Kandinsky and Russia

Siberian woodTo the Musées Royaux des Beaux Arts this morning to catch the Kandinsky and Russia exhibition before it closes at the end of this month. The organisers would have slightly more accurately entitled the exhibition Russia and Kandinsky but, nevertheless, it is a good exhibition and worth a visit. I shan’t write about the great Wassily Kandinsky‘s artistic career, though I can record that I first heard about him at primary school because my – surely exceptional – art teacher told me when I was about eight that he was the author of the first abstract painting. The exhibition is good on his life, as he drifted westwards in geography and philosophy (he started professional life as a lawyer and was, in turn, a Russian, German and then French national). And it is good on ethnic cultural influences. For my illustration I am posting some ‘sacred Siberian wood’, discovered standing in a forest – the faces could almost be African. The exhibition sports a shaman’s ceremonial dress and headgear that wouldn’t have looked out of place in Northern America, reminding the visitor that the Bering Straits land (later ice) bridge existed until relatively recently. The exhibition shows how such ethnic objects clearly had as much influence on Russian artists as, say, African sculptures had on Picasso. But to my mind the exhibition is best in considering Kandinsky’s theoretical analyses of art. I noted, for example, ‘Such red, as is seen by the mind and not by the eye…’, and ‘white sounds like silence, just a little before any beginning.’ And I shall close this post with a fascinating statement of the artistic chemistry between chance and design: ‘Here is a world which came to life by the will of the artist, for the paintings already painted, but was also determined and created through accidents, through the puzzling play of forces alien to the artist.

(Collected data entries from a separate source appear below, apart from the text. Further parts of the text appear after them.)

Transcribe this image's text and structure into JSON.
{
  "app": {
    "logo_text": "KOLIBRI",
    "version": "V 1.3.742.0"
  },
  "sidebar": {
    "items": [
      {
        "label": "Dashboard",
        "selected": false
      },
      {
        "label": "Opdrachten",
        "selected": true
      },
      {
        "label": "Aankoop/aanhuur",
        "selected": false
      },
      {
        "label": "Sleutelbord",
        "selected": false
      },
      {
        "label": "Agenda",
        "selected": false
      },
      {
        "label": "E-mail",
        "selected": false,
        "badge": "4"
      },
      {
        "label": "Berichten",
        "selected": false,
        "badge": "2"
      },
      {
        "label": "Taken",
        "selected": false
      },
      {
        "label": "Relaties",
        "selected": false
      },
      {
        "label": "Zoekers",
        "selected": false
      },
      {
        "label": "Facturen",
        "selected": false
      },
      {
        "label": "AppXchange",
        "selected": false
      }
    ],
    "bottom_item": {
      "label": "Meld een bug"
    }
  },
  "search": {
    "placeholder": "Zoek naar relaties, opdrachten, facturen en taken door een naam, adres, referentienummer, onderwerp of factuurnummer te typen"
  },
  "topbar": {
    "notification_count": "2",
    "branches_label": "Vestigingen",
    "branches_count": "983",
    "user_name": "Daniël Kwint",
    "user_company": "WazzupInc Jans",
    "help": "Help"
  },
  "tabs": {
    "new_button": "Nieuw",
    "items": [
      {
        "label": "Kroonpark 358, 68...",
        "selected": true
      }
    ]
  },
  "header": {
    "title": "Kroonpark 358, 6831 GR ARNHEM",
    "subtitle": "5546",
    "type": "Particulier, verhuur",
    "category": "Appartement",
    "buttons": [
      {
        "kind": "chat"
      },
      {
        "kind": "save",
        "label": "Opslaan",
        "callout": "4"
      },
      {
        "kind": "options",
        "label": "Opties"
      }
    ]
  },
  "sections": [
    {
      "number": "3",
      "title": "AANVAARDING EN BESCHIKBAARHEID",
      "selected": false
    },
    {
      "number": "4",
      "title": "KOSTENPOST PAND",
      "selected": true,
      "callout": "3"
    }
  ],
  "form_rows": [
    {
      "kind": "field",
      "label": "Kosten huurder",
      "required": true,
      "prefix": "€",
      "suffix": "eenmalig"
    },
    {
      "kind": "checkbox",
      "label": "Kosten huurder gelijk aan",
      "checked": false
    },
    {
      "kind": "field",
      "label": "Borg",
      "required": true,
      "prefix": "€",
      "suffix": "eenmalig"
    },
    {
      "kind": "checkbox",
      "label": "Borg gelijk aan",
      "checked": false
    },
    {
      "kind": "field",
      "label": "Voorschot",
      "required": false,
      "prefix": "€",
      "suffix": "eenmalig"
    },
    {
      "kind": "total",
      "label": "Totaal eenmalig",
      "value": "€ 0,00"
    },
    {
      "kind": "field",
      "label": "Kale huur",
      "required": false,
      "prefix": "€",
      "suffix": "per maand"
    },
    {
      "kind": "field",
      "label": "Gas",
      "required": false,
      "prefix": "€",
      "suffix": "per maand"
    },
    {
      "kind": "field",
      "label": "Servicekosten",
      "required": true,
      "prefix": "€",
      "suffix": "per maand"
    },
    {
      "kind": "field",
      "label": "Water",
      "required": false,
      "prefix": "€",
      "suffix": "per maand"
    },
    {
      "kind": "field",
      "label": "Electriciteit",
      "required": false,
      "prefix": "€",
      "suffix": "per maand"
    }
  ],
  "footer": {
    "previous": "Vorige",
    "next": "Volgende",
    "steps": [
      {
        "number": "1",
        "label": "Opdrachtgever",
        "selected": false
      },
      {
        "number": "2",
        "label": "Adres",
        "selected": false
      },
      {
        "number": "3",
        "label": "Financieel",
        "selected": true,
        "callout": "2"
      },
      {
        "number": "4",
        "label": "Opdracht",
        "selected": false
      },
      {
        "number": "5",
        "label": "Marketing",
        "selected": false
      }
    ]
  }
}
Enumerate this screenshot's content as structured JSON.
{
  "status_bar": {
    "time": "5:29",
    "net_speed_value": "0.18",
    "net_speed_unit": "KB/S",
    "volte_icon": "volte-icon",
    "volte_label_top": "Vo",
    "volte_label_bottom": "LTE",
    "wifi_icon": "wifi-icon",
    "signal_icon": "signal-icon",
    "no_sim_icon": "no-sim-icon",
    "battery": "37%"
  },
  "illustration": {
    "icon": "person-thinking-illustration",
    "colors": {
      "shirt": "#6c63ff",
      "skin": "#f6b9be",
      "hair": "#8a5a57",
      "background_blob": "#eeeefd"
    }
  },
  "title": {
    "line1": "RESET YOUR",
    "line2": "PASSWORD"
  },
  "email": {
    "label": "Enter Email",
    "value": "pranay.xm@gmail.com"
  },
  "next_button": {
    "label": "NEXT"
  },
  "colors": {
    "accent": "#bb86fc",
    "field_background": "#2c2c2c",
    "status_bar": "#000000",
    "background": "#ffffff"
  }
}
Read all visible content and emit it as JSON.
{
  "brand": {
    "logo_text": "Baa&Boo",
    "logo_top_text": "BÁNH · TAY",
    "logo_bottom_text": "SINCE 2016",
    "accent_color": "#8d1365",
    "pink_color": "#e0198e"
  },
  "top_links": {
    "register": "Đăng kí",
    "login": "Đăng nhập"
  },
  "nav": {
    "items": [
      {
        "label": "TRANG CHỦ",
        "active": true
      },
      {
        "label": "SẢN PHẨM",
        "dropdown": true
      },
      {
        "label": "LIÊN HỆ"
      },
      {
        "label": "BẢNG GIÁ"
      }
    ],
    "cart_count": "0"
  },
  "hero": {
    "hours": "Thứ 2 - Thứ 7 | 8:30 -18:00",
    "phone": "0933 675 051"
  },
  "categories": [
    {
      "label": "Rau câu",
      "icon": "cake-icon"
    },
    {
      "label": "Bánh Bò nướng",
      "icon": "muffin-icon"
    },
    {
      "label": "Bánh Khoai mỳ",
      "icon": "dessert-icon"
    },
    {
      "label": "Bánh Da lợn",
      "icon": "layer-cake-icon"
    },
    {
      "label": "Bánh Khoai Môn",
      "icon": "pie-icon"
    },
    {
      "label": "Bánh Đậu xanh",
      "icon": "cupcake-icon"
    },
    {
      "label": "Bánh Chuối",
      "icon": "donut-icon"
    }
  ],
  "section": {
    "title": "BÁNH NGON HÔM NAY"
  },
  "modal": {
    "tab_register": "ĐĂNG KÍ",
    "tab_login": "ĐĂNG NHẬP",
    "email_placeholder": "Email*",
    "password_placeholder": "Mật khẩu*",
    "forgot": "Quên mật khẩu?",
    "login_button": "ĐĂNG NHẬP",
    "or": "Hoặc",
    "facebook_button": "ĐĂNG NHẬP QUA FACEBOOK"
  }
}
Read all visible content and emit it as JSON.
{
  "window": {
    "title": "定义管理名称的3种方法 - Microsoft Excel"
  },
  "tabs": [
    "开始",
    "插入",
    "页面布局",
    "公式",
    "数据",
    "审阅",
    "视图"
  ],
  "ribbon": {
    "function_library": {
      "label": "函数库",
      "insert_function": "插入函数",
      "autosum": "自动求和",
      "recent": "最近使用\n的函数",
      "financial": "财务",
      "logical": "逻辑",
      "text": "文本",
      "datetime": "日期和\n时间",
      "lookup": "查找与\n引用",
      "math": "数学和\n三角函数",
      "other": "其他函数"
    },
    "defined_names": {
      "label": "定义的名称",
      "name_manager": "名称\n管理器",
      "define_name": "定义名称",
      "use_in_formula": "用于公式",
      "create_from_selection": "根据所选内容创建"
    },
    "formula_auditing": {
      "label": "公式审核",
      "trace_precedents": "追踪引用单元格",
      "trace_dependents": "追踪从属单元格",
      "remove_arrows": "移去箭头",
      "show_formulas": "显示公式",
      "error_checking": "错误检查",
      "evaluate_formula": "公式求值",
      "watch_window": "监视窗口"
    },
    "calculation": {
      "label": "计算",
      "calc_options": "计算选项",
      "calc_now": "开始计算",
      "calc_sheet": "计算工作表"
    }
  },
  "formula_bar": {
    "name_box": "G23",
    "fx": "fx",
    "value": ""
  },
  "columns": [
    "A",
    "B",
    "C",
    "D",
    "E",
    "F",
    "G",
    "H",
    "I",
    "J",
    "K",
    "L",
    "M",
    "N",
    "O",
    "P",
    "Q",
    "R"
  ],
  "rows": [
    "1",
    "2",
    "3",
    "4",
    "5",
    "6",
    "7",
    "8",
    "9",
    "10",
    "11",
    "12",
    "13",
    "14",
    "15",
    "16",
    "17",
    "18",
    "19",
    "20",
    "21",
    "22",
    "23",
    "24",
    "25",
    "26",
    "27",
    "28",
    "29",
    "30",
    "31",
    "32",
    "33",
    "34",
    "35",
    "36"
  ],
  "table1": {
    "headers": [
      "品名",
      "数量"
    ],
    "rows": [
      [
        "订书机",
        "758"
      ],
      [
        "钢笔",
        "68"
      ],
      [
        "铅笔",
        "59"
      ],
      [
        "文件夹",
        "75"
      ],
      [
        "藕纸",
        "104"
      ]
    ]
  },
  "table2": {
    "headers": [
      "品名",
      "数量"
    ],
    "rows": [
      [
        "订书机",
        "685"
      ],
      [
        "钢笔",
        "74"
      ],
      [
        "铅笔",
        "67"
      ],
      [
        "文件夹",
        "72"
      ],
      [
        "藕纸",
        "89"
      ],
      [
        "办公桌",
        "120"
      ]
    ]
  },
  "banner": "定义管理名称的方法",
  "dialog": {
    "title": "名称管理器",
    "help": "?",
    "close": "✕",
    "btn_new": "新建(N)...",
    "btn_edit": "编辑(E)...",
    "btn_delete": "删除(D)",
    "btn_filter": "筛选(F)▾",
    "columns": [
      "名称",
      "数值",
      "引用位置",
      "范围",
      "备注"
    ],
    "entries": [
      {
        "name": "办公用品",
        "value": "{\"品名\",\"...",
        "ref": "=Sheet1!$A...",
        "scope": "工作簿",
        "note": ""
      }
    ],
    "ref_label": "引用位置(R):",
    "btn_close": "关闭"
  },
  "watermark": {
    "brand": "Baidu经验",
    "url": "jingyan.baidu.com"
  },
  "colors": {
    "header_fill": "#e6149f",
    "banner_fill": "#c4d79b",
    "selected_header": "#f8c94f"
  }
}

And I owe much to these accidents.’

1 Comment

  1. Jonathan

    I found it a deeply disappointing and expensive exhibition – I’m just pleased I had my Vlaams ‘cultuurwaardebon’, otherwise I would have felt very short changed.

    You are spot on to say it was Russia first, then Kandinsky. We were expecting to see an extensive exhibition of his works. Instead, a significant amount of the art displayed came from other artists. Many of them are very good of course, but not Kandinsky!